Compared to a true orphan who cannot regain the physical presence of their original parents, an adoptee will have a sense that out there somewhere are the people who are related to them genetically.  It is like missing a limb that one knows should be there.  There will always be an uncertainty and often a level of grief or anger over a situation the adoptee did not create.  There is often a fear that if the adoptee does not live up to the expectations of the adoptive parents they could be rejected, abandoned or sent back to some place that is not a home.

In every person’s life there are emotionally charged milestones – marriage, the birth of a child, or the death of a parent – when the unique issues of having been adopted are more keenly felt.  In fact, it is often in giving birth to their own children, that an adoptee begins to really want to seek their origin information and if possible, experience a reunion with the people they were taken away from.

It is not possible to undo a life that has always been informed by having been an adopted person.  It is possible to seek a perspective that empowers rather than victimizes the adoptee.  An adoptee can seek to take control over their life and it’s further direction, something most of them lacked (control) in their childhoods.

 

Finding Out One Was Adopted

Above is a segment of my Dad’s original adoption papers.  He was actually adopted twice (his adoptive mother divorced the first husband and remarried, changing my Dad’s name when he was already 8 years old). Upon discovering one of my Hempstead relatives, the first thing she noticed had entirely been missed by my own self, the Salvation Army appeared to “own” him and his mother’s name was nowhere to be found on the document.

I don’t know how old either of my parents were when they learned they were adopted but I believe each was as old as they needed to be told.  I think they always “knew” even before they consciously knew.

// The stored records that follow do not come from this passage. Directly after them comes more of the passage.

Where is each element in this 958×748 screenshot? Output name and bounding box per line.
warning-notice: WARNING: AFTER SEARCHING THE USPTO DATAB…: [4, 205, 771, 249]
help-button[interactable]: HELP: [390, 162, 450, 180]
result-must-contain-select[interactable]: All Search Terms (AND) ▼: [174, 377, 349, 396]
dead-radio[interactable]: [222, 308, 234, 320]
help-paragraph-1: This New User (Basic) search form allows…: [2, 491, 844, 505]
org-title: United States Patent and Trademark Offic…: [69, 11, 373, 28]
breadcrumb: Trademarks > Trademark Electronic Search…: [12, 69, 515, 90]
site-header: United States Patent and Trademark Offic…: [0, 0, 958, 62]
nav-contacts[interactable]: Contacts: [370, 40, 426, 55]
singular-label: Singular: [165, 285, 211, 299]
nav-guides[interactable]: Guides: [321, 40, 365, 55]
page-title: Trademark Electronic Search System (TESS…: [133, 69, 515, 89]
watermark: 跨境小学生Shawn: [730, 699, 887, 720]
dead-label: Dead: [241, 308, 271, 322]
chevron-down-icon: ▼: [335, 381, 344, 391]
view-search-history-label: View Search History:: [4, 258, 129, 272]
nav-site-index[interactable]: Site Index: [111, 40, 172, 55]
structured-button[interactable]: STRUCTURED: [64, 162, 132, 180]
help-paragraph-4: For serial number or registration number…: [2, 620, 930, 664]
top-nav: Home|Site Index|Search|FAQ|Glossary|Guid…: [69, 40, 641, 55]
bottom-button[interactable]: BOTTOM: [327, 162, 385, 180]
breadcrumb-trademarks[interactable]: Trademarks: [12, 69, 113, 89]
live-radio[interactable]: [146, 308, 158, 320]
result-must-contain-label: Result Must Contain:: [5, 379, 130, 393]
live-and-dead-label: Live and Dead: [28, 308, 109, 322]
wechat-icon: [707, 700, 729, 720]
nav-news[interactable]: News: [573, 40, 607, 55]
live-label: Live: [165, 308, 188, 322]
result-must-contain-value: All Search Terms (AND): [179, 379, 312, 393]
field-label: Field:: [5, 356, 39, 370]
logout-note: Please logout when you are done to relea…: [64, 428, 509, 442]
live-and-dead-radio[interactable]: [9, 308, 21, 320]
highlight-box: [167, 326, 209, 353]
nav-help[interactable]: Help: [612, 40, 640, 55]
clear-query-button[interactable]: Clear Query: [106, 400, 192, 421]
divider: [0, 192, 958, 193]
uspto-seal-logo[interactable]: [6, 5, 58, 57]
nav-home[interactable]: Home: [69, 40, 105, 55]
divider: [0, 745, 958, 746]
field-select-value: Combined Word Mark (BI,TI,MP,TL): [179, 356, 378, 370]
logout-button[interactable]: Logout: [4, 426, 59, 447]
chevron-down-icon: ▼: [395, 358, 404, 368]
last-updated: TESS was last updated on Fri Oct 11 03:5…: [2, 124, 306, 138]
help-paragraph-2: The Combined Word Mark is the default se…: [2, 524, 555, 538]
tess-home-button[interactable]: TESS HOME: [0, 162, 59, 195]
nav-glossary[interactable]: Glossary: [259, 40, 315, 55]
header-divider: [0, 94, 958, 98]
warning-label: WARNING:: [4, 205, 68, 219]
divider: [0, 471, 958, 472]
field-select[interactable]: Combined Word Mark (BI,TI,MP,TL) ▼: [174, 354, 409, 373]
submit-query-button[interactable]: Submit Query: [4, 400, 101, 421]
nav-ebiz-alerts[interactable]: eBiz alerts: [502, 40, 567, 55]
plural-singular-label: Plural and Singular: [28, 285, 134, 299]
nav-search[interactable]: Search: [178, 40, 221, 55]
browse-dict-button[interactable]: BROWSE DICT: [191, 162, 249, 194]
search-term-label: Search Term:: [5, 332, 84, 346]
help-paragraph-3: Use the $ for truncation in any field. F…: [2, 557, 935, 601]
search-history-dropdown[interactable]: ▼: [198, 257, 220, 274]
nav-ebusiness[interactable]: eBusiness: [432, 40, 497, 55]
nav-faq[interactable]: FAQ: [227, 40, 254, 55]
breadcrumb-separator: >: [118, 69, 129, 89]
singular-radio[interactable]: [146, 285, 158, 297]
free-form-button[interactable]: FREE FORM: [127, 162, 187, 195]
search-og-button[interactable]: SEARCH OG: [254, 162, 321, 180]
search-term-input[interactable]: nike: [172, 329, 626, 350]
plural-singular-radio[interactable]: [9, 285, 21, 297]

There are many ways an adoptee can learn they were adopted.  They might accidentally overhear a conversation.  They might develop a serious illness that requires accurate medical information.  They may discover papers in their adoptive parents’ files after their death or a stranger may come into their life (thanks to DNA testing) and claim to be related.

Most human beings have a need for love and a sense of belonging, also for self-esteem and a recognition of their value.  It seems the almost all emotional wounds need these and some also highlight safety and security and I believe that is true of adoptees as well.

There are so many sad, false beliefs that filter into the heart of an adoptee – something must be wrong with me because my “real” parents gave me away, I don’t belong anywhere, I probably never should have been born, I don’t know who I am and if my “real” parents could abandon me, anyone could.

An adoptee seeking reunion with their original family fears another rejection.  If they were adopted into a family with children already, they may believe they are loved less and many fear they could be taken away from their adoptive family and even fear that it might be the original family recovering them.

Adoptees suffer many side effects of having been adopted.  They may be subject to mood swings, they feel less equal within a family unit, they may be obsessed with the past, struggle with a sense of identity, see how they are different than the adoptive family they are living within, have a hard time saying good-bye, may be always trying to prove their worthiness, may expect to be deceived or engage in risky behavior and may exhibit behaviors indicating a subservience.

That is a lot but it actually is not the end of it – they may experience anxiety or situational depression, they may need to double-check facts for accuracy, they develop various insecurities, they may be cynical and reject the adoptive family.  An adoptee may fantasize about a reunion with their “real” family and actually seek them out.

On the plus side, an adoptee respects honesty and openness.  It may have been emphasized to them that they were chosen, even if they had a hard time accepting that as a positive aspect of having been adopted.  They are adaptable, analytical, appreciative, centered, curious, diplomatic, easygoing, empathetic, happy, private, sentimental, supportive and wise.

They are as complex as any human being could be.